How to calculate overnight shift hours correctly
Why a shift that crosses midnight breaks naive subtraction, how the 24-hour clock fixes it, and how to total overnight hours for payroll.
Why midnight breaks simple subtraction
Clock time resets to zero at midnight, so a shift that starts at 22:00 and ends at 06:00 looks like it runs backwards if you just subtract. Plain subtraction gives 06:00 minus 22:00, which is a negative eight hours rather than the real eight-hour span. The information about which day the end time belongs to is missing from the clock face alone. That is exactly why this calculator refuses to guess and instead asks you to confirm the shift is overnight.
The next-day fix
When you tick the cross midnight box, the tool adds 24 hours (1440 minutes) to the end time before subtracting. So 06:00 becomes the equivalent of 30:00 on the same timeline as the 22:00 start, and 30:00 minus 22:00 leaves a clean eight hours. This mirrors how a payroll system treats a clock-out stamp that carries a later date than the clock-in. The single toggle keeps the interface simple while still handling the one case that trips people up.
Totalling hours for pay
For a timesheet you usually want two numbers: the readable duration and the raw minutes.
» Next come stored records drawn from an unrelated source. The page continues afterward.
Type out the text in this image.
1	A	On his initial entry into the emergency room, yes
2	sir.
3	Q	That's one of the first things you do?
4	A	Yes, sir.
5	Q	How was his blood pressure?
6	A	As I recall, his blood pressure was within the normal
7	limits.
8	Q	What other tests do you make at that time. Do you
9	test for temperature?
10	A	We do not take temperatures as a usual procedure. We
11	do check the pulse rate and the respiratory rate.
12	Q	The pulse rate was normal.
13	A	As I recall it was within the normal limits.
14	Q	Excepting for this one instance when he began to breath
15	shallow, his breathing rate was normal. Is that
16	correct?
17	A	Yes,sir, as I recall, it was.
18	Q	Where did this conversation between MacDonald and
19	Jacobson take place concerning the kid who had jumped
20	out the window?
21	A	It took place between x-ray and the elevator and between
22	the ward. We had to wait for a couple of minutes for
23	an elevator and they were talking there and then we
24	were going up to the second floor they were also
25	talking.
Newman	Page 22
An 8h 0m overnight shift is 480 minutes, and a 22:15 to 06:45 shift is 8h 30m or 510 minutes. Converting to minutes first makes it easy to sum several shifts and only divide by 60 at the end, which avoids rounding drift. Keep in mind that many overnight schedules also involve a night differential or an unpaid break that this raw span does not subtract.
What this tool leaves out
The calculator measures clock-to-clock time and nothing more. It does not deduct meal breaks, apply overtime rules, or adjust for a daylight saving transition that adds or removes an hour of real time overnight. It also caps at a single 24-hour window, so a 26-hour on-call block is out of scope. Treat the result as the gross span and layer your own break and premium rules on top.